Risikokapital:Geld für den Tag X

Risikokapital: Jonas Schmieder hatte schon viele gute Ideen. Der Unternehmer orientiert sich mehr an Möglichkeiten und dem Zeitgeist als an persönlichen Vorlieben.

Jonas Schmieder hatte schon viele gute Ideen. Der Unternehmer orientiert sich mehr an Möglichkeiten und dem Zeitgeist als an persönlichen Vorlieben.

(Foto: privat)

Jonas Schmieder hat ein Start-up für den Onlineverkauf von Inkontinenzprodukten gegründet. Viel Zeit steckt er regelmäßig in die Suche nach neuen Investoren.

Von Marcel Grzanna

Es begann alles mit dem Rüeblikuchen. Jonas Schmieder war überzeugt davon, dass ihn keiner besser machte als er selbst.
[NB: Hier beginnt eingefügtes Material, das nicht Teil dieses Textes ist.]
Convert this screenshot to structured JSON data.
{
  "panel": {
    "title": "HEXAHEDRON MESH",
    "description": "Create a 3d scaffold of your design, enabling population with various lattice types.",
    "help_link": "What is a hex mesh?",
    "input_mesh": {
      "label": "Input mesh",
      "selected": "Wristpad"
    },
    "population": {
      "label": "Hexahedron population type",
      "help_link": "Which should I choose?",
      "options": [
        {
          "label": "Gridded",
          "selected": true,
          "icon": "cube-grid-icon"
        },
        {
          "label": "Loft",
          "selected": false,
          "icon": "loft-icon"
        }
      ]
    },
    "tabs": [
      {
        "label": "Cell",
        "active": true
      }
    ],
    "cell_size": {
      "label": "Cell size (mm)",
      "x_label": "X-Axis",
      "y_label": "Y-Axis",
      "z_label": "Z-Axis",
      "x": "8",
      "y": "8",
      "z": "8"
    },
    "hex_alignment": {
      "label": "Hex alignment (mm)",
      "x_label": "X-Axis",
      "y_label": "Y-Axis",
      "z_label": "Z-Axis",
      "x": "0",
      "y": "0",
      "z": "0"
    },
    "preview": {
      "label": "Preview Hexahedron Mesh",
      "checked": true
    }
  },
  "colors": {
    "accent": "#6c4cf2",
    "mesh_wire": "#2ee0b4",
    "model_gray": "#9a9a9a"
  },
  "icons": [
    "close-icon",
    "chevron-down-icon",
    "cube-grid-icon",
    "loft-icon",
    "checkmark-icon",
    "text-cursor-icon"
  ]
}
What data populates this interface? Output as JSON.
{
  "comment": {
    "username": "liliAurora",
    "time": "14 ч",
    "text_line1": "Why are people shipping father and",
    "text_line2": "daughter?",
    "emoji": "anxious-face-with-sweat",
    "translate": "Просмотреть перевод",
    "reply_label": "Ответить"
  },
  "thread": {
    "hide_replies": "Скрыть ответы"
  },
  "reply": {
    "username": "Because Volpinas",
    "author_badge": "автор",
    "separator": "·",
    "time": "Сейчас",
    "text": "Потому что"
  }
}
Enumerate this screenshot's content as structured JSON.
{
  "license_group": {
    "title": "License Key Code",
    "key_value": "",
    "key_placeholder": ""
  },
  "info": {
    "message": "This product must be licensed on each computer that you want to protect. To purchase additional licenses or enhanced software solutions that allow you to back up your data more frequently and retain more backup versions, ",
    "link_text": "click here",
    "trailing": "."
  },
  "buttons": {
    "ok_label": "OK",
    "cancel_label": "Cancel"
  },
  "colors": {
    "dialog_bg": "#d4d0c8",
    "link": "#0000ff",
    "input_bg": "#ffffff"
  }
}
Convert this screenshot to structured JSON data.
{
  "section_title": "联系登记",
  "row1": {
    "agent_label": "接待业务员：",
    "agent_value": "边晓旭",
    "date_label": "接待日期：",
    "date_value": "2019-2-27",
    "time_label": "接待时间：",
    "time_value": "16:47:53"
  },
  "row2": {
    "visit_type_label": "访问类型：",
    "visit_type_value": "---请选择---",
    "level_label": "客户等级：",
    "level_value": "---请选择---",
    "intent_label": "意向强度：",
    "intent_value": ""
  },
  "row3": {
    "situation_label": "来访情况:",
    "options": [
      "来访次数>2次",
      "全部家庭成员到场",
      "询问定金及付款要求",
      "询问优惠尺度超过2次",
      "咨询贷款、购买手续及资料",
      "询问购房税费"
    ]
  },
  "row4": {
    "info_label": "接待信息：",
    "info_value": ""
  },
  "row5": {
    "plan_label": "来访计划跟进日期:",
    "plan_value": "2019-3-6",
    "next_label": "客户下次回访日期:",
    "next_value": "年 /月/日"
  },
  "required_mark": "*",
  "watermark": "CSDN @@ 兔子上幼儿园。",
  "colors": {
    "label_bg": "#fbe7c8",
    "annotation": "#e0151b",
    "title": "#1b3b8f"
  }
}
Also klapperte er als 14-Jähriger die Cafés seiner Heimatstadt Freiburg ab und schlug den Betreibern vor, sie mögen sein Backwerk doch bitte auf die Karte nehmen. Der Teenager war so überzeugt von der Qualität seines Kuchens, dass er nicht locker ließ, selbst nachdem es anfangs nur Absagen hagelte. Er kehrte mit Kostproben in die Cafés zurück und bat darum, man möge erst einmal probieren und danach entscheiden. Der Plan ging auf. Sein Rüeblikuchen, anderswo in Deutschland auch Karottenkuchen genannt, wurde zum Renner. Bis zu 20 Torten pro Woche verkaufte er an die Gastronomen, alle gebacken in Mutters Küche.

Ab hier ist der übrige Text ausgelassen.